Buyers of the gold bond first issued by the RBI in November 2015 had a total return to maturity of over 150 per cent. The bottom line is that the investment has increased by one and a half times in eight years. This yield is calculated by adding together the capital gains and interest earned on the gold bond units.
A gold bond unit issued at Rs 2,684 in 2015 will be redeemed at Rs 6,132 per unit upon maturity in November 2023. That is, 1 lakh rupees invested in 2015 rose to 2,26,884 rupees by the end of eight years. The yield is 128.46 percent. Similarly, 584.33 rupees have been received as interest from one unit in eight years.
Then, from a gold bond of Rs 1 lakh, the investors have received a total of Rs 21,620 as interest in eight years. Thus, taking into account eight years of interest along with the capital gain, the total return from a gold bond of Rs 1 lakh purchased in 2015 would be Rs 248,504. That means gross profit is 150 percent.
Sovereign Gold Bond
Sovereign Gold Bond is a gold investment scheme launched by the RBI to limit the impact of physical gold imports on the country’s currency, the rupee, and to utilize resources effectively. The first phase gold bond was issued on 30 November 2015. The investment period is eight years. Depository documents of gold bond are available in demat and paper forms. Gold bond can be bought through banks, post office, stock exchange.
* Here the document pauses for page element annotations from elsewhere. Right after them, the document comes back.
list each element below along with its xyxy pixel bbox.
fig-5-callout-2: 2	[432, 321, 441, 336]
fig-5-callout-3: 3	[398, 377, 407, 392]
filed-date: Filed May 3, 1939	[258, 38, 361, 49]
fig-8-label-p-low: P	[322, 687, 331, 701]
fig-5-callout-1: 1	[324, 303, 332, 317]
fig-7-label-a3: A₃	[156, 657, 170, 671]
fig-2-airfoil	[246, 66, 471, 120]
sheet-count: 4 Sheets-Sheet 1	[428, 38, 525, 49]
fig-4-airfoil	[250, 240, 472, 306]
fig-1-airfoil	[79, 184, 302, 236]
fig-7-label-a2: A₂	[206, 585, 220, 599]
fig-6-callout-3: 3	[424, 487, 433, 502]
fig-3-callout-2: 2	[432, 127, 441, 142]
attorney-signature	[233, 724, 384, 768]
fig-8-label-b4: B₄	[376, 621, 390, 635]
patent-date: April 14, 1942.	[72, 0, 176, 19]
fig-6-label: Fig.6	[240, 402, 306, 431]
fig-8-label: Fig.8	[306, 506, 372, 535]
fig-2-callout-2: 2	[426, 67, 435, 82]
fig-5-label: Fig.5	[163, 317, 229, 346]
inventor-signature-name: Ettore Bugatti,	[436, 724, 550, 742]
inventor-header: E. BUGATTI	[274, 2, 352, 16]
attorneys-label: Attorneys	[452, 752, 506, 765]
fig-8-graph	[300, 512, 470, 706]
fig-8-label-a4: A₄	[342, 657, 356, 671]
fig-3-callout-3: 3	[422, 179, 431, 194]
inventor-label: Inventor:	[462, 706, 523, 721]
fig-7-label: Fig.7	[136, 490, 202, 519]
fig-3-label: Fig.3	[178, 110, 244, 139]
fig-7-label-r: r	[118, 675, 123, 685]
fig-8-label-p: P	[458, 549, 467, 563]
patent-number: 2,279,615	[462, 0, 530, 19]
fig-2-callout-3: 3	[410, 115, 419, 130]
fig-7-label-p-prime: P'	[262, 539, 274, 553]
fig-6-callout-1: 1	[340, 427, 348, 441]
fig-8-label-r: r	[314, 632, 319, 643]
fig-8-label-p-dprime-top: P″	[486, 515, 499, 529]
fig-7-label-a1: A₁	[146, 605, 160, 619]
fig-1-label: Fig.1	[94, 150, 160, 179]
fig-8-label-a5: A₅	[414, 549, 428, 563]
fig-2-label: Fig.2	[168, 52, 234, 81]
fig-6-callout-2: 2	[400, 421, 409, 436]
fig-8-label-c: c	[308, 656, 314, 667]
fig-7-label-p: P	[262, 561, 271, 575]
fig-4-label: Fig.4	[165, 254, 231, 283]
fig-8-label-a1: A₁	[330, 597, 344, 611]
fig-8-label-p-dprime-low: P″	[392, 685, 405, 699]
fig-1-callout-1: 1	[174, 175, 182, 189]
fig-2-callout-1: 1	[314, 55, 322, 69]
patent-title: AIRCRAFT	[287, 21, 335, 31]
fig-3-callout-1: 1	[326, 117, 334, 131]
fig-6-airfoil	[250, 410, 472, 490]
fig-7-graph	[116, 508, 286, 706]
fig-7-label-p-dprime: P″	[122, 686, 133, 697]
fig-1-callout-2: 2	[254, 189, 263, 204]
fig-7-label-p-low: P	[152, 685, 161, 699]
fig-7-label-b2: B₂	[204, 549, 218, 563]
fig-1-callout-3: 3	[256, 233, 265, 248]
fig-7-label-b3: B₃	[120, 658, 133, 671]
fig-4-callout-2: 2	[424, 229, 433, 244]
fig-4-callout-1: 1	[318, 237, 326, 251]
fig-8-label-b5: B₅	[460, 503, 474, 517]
Meanwhile, the Sovereign Gold Bond ensures the same price as gold in the market as all the rights to the physical gold are assigned and fully backed by the central government. Therefore, it can be said that there are no risk factors in investment. Individual investors can invest in gold bonds with a minimum of one gram and a maximum of 4,000 grams in a financial year. At times of need for cash, gold bond units can also be used as collateral to secure loans.